Pewnie przeszłabym obojętnie obok tej książki, gdyby nie wpadła w łapki mojemu Lubemu. Jako długoletni czytelnik „Focusa” nie mógł przejść obojętnie obok książki, której ten miesięcznik patronuje. W ten sposób „Dlaczego pingwinom nie zamarzają stopy?” znalazło się wśród książek przywleczonych z biblioteki.

Sama co prawda nie posiadam dzieci, ale ich skłonności do zadawania frapujących pytań są niemal legendarne. Dlatego sądzę, że każdy rodzic powinien tą książeczkę przeczytać. Zwłaszcza, że jest to wybór najciekawszych pytań czytelników z rubryki magazynu tak renomowanego, jak „New Scientist” (w Polsce rubrykę z pytaniami czytelników posiada bodajże „21 wiek”) i w USA książka doczekała się już kilku odsłon i kontynuacji.

Przejdźmy jednak do rzeczy.
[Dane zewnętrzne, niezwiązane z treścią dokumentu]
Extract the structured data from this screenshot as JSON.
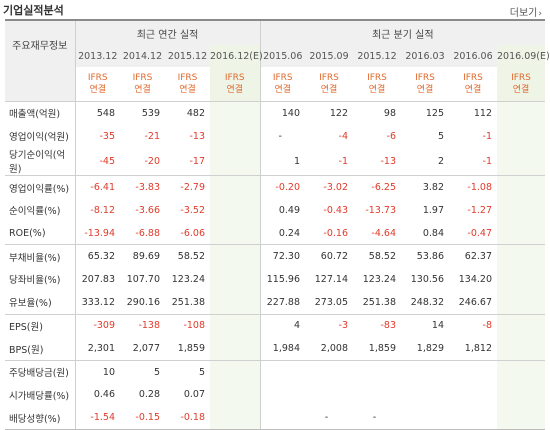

Jak wskazuje tytuł, znajdziemy tu odpowiedzi na 115 błahych (na pierwszy rzut oka) pytań. Żeby łatwiej było czytelnikowi znaleźć dziedzinę, która go interesuje, książka jest podzielona na kilka tematycznych rozdziałów, dotyczących np. zwierząt, żywności czy pogody. Kto by pomyślał, że na przykład do rozwiązania zagadki zachowania podkręconej piłki trzeba będzie korzystać z kilku efektów aerodynamicznych? Albo że fizyka cieczy ma zastosowanie przy wyjaśnieniu, dlaczego napoje gazowane nie pienią się w mokrych naczyniach?

Mi osobiście książka bardzo się spodobała, znalazłam w niej nawet wyjaśnienia kilku zagadek, nad którymi od dawna się zastanawiałam (m.in. dlaczego taśma klejąca odwijana wolno jest nieprzezroczysta i jak to w końcu jest z tym trzmielem i prawami fizyki). Pytanie tytułowe zagadką dla mnie nie było, gdyż przyrodą interesuję się od dziecka (i nie zdradzę na nie odpowiedzi, sami przeczytajcie książkę;)), ale znalazłam kilka innych, które nawet by mi do głowy nie przyszły. Jedyna moja rada i ostrzeżenie dla tych, którzy chcą książkę przeczytać jest taka, że nie powinno się jej połykać jednorazowo, a dawkować po kilka pytań. Uniknie się w ten sposób zmęczenia treścią i całość zostawi o wiele lepsze wrażenie.

Jedyne, co mi przeszkadzało w lekturze, to drobny druk. Zdaję sobie sprawę, że nie dla wszystkich jest to ważna kwestia, mi jednak znacząco przeszkadza.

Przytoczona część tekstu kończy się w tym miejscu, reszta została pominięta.